BOSTON – Students from the Arabic Club at Medford High in the city of Medford, about a 15-minute drive north of downtown Boston, planned a “World Hijab Day” early this semester.
The annual event was created to promote awareness and understanding of Muslim women who wear the headscarf as an expression of their faith.
Anyone interested, students or teachers, could participate by wearing a Muslim-style headscarf during the school day. The girls could wear a hijab, and boys could put on a turban. Then there would be an after-school assembly for discussion.
But soon after Hijab Day was announced, the Medford public got wind of it. And there was a wave of phone messages, emails and social media posts directed at school and city officials.
The volume — and the tone — of the backlash took high school headmaster John Perella by surprise.
“There was a whole spectrum of responses, you know, from mildly concerned to, you know, people that completely got it wrong. They missed the whole boat, to what we were trying to do,” Perella says.
Perella says he partly blames himself for not being more thoughtful about notifying the community well in advance of Hijab Day.

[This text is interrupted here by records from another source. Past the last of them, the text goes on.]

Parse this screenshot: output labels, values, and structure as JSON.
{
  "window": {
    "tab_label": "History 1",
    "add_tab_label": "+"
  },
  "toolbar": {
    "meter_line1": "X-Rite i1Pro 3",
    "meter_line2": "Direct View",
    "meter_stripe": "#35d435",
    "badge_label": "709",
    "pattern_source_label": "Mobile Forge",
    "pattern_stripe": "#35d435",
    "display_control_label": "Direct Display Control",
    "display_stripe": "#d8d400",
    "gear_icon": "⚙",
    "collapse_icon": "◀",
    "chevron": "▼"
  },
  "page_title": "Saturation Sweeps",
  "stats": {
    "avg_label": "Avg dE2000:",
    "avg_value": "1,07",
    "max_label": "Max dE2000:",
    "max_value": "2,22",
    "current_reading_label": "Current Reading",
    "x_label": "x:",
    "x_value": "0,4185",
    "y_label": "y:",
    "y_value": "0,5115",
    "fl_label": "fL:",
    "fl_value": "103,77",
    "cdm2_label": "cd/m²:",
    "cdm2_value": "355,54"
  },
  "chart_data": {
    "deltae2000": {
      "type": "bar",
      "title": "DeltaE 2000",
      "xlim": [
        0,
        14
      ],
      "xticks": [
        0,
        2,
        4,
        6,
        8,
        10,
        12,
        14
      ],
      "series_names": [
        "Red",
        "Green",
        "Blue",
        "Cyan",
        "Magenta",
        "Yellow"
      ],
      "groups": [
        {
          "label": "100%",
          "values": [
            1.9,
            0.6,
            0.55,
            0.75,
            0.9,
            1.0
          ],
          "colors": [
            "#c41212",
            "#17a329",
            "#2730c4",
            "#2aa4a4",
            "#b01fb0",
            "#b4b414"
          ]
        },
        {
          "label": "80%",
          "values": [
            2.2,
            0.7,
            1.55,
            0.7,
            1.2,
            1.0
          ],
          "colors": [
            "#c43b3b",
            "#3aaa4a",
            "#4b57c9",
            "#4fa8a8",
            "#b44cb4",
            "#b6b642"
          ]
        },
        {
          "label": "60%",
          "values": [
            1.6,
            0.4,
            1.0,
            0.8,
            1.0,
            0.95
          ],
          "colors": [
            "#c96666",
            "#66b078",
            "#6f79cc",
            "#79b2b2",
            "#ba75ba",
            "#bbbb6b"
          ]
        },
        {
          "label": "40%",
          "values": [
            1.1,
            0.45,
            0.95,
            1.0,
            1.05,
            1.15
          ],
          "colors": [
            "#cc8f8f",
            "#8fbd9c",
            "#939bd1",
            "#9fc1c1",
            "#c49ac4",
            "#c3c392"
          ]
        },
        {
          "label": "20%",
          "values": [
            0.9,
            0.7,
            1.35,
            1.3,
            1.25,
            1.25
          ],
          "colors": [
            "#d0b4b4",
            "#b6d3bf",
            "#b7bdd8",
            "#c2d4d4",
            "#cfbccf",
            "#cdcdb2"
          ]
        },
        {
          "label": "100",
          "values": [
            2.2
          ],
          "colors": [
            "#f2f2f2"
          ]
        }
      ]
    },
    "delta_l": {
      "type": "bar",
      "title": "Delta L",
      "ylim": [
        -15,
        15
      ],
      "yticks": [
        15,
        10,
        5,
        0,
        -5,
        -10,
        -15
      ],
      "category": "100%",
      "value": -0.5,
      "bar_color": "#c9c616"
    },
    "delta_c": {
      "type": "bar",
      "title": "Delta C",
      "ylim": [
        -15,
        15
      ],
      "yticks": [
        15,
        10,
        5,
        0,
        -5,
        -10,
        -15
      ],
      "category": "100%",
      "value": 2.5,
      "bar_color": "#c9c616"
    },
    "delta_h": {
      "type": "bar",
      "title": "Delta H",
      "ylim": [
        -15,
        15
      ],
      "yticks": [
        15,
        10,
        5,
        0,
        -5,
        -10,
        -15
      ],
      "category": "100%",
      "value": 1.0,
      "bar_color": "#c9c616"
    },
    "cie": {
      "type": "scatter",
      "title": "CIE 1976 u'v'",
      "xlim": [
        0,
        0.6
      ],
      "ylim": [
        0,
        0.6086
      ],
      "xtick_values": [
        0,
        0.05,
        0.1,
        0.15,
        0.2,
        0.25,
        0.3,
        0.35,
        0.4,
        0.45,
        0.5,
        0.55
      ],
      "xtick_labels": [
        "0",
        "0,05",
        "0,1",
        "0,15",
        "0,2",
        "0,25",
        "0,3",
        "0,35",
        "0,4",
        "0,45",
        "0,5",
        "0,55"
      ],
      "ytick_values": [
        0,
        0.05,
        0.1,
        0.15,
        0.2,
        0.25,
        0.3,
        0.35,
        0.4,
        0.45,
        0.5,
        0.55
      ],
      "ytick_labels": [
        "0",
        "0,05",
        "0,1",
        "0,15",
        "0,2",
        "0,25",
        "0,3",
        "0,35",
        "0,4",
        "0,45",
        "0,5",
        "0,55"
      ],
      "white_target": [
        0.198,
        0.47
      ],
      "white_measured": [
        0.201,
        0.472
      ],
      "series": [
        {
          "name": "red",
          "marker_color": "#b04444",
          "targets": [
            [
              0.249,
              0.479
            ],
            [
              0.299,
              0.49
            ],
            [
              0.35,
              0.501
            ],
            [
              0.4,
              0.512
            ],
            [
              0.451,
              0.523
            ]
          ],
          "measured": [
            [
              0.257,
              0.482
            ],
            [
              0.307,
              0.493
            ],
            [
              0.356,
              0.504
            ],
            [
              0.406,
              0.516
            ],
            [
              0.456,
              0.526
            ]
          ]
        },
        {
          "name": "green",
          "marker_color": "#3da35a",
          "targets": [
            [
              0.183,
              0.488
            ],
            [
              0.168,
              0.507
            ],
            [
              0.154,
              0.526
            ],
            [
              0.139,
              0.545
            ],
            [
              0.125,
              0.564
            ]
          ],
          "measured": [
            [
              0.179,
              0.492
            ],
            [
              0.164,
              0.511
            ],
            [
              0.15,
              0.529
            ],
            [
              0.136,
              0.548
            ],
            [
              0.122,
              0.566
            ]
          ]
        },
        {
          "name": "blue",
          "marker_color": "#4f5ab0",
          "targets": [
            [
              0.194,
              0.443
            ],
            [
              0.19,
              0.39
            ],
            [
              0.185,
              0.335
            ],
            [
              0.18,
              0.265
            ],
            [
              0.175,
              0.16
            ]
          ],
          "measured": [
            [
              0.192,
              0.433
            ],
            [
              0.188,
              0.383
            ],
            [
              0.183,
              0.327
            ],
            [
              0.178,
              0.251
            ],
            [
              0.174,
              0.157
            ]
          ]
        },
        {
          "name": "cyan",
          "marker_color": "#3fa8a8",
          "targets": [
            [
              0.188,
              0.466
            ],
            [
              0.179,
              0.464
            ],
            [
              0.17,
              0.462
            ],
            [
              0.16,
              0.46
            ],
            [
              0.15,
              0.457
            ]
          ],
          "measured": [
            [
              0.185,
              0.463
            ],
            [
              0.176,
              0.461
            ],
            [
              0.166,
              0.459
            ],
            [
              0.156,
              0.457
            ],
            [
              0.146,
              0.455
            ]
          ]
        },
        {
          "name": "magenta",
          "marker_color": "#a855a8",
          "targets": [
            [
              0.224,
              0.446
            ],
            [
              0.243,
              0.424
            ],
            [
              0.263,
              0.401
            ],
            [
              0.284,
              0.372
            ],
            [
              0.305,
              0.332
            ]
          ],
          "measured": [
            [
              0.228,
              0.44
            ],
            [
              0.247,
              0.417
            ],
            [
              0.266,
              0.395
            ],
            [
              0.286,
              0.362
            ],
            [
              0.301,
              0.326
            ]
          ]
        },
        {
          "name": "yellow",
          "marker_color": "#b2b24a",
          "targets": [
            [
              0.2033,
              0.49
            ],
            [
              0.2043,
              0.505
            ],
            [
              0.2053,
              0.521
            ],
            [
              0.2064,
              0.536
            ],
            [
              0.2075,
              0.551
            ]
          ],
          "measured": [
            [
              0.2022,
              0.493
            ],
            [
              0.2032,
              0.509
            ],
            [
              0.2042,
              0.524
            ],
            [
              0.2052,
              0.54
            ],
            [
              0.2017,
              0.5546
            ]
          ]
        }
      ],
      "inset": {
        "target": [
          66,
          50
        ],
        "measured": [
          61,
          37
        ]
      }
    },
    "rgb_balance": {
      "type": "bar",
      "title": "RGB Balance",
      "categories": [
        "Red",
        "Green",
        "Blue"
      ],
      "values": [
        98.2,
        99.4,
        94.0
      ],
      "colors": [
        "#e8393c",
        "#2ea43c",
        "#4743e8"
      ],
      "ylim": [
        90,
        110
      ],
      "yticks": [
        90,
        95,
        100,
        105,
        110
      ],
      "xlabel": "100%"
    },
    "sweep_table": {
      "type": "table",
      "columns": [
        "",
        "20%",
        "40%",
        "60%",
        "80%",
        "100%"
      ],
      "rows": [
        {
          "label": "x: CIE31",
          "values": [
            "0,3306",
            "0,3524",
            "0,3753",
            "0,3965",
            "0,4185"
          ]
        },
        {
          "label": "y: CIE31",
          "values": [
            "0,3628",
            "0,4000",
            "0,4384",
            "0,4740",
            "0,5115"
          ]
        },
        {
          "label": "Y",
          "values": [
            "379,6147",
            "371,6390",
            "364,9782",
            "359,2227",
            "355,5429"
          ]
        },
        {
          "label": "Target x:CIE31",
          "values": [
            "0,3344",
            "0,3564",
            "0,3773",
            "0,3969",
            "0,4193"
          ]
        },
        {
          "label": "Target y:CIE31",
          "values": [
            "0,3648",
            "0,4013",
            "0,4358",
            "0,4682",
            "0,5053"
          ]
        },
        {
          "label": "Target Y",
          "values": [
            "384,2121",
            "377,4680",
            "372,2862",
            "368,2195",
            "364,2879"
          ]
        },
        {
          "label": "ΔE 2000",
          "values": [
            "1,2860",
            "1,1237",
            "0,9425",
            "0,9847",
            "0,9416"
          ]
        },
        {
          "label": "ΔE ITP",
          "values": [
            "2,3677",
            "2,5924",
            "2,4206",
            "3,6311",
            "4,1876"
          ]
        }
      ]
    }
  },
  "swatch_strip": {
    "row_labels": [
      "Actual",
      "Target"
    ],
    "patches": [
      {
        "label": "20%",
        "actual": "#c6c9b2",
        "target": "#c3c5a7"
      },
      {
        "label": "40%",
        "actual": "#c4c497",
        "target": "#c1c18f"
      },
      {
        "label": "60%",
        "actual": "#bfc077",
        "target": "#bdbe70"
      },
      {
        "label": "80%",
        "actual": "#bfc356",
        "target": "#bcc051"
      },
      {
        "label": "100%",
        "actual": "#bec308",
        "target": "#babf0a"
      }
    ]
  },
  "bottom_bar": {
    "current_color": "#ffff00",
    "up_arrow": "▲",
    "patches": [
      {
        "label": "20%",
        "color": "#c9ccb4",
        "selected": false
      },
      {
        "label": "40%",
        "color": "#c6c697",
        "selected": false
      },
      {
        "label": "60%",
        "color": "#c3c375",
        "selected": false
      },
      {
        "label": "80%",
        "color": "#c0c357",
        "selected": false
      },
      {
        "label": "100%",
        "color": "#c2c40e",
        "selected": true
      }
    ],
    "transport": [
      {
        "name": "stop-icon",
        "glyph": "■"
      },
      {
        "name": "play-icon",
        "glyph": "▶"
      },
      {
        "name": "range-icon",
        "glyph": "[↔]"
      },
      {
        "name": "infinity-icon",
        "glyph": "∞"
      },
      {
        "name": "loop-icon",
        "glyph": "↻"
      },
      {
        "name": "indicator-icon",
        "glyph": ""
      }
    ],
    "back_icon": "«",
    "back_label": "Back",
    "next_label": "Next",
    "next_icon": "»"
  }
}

Nearly all of the complaints about Hijab Day directed at the high school were made anonymously, Perella says. But some of them were apparently downright angry. There were accusations that the administration had agreed to allow Muslims to proselytize in school, which Perella says was simply not the case.

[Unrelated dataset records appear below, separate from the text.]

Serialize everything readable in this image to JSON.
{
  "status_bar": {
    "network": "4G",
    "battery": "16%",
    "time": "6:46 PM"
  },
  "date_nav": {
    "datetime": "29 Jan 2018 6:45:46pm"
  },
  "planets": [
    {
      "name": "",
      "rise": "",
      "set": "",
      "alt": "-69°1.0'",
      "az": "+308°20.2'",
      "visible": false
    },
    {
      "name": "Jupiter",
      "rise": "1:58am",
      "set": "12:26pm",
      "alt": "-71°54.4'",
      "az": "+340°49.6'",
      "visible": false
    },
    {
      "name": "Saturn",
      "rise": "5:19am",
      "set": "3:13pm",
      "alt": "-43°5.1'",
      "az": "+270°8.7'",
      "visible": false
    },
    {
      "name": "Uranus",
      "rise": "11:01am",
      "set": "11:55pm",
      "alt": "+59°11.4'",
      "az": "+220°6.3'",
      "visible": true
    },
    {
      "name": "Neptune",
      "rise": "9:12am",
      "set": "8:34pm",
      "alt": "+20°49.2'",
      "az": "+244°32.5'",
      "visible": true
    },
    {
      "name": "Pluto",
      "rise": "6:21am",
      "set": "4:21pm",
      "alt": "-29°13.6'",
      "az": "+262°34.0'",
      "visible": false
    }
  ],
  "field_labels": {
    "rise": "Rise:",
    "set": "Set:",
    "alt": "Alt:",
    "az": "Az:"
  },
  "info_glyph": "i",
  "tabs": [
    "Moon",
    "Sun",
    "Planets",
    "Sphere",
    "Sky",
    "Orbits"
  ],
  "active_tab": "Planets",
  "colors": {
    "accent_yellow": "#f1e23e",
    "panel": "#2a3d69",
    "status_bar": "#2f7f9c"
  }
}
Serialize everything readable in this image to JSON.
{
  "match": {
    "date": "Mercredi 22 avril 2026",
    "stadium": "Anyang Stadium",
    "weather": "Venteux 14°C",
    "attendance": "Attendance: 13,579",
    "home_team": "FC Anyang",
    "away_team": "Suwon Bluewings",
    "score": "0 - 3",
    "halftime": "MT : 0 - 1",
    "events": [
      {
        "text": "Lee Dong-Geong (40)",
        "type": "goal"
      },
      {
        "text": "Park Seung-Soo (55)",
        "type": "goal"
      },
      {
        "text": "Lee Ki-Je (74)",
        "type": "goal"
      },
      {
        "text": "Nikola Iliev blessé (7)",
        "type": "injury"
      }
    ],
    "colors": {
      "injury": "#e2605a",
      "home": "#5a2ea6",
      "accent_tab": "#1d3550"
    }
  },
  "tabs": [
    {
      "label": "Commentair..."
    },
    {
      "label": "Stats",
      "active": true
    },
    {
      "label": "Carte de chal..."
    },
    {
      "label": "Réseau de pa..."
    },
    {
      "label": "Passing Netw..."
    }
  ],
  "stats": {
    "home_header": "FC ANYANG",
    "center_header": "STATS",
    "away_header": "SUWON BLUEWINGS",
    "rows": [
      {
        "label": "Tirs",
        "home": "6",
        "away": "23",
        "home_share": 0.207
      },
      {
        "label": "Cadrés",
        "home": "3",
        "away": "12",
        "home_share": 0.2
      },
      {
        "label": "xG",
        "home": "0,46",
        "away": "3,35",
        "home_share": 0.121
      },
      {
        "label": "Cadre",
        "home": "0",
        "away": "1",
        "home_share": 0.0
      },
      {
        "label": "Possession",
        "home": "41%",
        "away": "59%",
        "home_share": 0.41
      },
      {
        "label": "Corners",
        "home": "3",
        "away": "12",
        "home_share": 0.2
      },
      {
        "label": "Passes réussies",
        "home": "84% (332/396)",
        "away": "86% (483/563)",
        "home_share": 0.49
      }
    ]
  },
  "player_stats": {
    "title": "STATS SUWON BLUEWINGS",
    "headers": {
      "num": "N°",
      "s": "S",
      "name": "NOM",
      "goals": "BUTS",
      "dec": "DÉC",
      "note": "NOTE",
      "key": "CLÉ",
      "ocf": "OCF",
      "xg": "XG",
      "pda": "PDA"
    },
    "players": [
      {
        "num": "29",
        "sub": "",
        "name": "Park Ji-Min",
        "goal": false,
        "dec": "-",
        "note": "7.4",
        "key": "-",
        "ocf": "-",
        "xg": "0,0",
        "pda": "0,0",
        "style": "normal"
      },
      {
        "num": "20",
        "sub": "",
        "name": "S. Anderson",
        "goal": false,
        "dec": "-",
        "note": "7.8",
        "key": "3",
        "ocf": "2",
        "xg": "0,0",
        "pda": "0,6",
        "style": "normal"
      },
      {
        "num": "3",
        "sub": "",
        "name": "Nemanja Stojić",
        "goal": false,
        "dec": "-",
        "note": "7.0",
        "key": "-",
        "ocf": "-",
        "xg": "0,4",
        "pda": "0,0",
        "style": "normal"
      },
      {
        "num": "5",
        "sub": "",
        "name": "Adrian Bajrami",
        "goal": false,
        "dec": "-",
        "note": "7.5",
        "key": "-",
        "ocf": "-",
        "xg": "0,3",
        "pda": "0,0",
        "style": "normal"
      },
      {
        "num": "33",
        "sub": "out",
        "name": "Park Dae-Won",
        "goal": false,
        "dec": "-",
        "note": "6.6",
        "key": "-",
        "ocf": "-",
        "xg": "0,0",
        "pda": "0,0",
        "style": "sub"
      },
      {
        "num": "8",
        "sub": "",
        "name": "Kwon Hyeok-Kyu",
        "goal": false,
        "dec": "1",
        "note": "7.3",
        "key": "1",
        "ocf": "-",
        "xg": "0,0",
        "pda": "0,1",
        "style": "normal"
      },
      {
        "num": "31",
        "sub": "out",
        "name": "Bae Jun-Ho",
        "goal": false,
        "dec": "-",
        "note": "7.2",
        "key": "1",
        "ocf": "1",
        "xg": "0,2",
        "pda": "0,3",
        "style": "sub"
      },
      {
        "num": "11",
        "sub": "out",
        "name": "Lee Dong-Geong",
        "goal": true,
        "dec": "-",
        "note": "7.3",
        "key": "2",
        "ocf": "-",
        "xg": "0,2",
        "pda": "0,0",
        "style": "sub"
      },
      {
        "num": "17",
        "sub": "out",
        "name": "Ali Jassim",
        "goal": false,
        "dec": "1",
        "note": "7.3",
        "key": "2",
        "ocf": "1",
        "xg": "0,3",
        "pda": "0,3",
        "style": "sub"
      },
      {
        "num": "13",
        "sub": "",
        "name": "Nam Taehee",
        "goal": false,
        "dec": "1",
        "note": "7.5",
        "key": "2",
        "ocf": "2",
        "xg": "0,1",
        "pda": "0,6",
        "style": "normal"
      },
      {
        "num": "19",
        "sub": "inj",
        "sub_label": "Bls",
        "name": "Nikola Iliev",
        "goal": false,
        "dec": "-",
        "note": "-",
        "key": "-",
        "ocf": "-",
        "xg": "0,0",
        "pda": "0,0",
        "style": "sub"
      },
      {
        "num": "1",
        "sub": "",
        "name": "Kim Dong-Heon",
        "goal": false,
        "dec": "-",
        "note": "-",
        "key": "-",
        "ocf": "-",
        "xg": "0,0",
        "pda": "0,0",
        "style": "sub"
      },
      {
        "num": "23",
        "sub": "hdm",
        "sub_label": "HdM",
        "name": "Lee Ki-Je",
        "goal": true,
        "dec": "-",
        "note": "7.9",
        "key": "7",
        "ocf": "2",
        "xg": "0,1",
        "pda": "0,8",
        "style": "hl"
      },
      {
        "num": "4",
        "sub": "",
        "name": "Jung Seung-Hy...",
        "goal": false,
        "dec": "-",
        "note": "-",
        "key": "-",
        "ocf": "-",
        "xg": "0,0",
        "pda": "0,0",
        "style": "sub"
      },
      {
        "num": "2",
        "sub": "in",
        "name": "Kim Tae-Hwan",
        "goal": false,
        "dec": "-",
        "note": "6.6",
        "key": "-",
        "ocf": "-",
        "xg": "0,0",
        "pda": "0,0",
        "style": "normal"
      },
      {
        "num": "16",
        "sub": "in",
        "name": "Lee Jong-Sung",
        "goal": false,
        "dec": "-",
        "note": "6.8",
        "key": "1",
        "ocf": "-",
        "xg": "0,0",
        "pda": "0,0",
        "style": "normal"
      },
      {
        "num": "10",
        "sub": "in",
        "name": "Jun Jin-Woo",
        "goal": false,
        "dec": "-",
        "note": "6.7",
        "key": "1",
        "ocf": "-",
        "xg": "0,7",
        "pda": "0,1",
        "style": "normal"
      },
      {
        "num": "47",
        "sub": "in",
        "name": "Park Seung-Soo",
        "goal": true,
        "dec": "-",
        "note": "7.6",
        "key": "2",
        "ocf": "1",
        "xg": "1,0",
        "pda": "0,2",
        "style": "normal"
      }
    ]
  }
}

Ninth-grader Sophia Chalabi is one of a handful of students at Medford high who wears a headscarf to school.
Chalabi said she’s never been the target of direct discrimination in Medford. But there was an awkward moment at school in the days after the Paris attacks last year, when everyone took part in a minute of silence for the victims.
“There were people in my homeroom looking at me, and I was like, ‘Really?’ Chalabi says. “Don’t look at me. I wasn’t there [in Paris].”

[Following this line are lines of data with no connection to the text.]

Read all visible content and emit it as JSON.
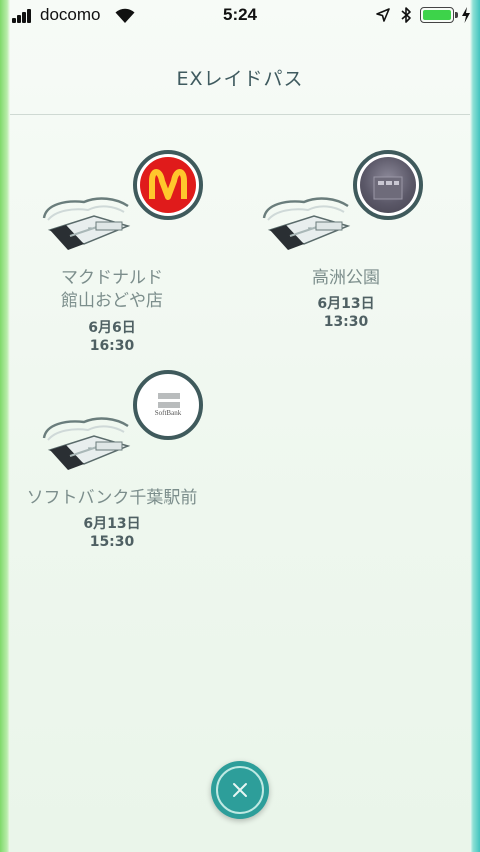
{
  "status_bar": {
    "carrier": "docomo",
    "time": "5:24"
  },
  "header": {
    "title": "EXレイドパス"
  },
  "passes": [
    {
      "name_line1": "マクドナルド",
      "name_line2": "館山おどや店",
      "date": "6月6日",
      "time": "16:30",
      "badge": "mcdonalds-logo"
    },
    {
      "name_line1": "高洲公園",
      "name_line2": "",
      "date": "6月13日",
      "time": "13:30",
      "badge": "gym-photo"
    },
    {
      "name_line1": "ソフトバンク千葉駅前",
      "name_line2": "",
      "date": "6月13日",
      "time": "15:30",
      "badge": "softbank-logo",
      "badge_text": "SoftBank"
    }
  ],
  "colors": {
    "accent": "#2d9e9a",
    "badge_border": "#3f5a5c",
    "mcdonalds_red": "#e01b1b",
    "mcdonalds_gold": "#ffc72c",
    "battery": "#3dd34a"
  },
  "icons": {
    "close": "close-icon"
  }
}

The superintendent of schools in Medford, Roy Belson, says he liked the idea of Hijab Day, too. But the whole public relations fiasco was a reminder that it really matters how these sorts of events have to be handled by officials.
It’s not clear if Hijab Day will be on the calendar at Medford High School again next year. But one thing that’s come out of the community dialogue already is a plan at City Hall to host an Iftar dinner one evening in June during the upcoming Muslim holy month of Ramadan.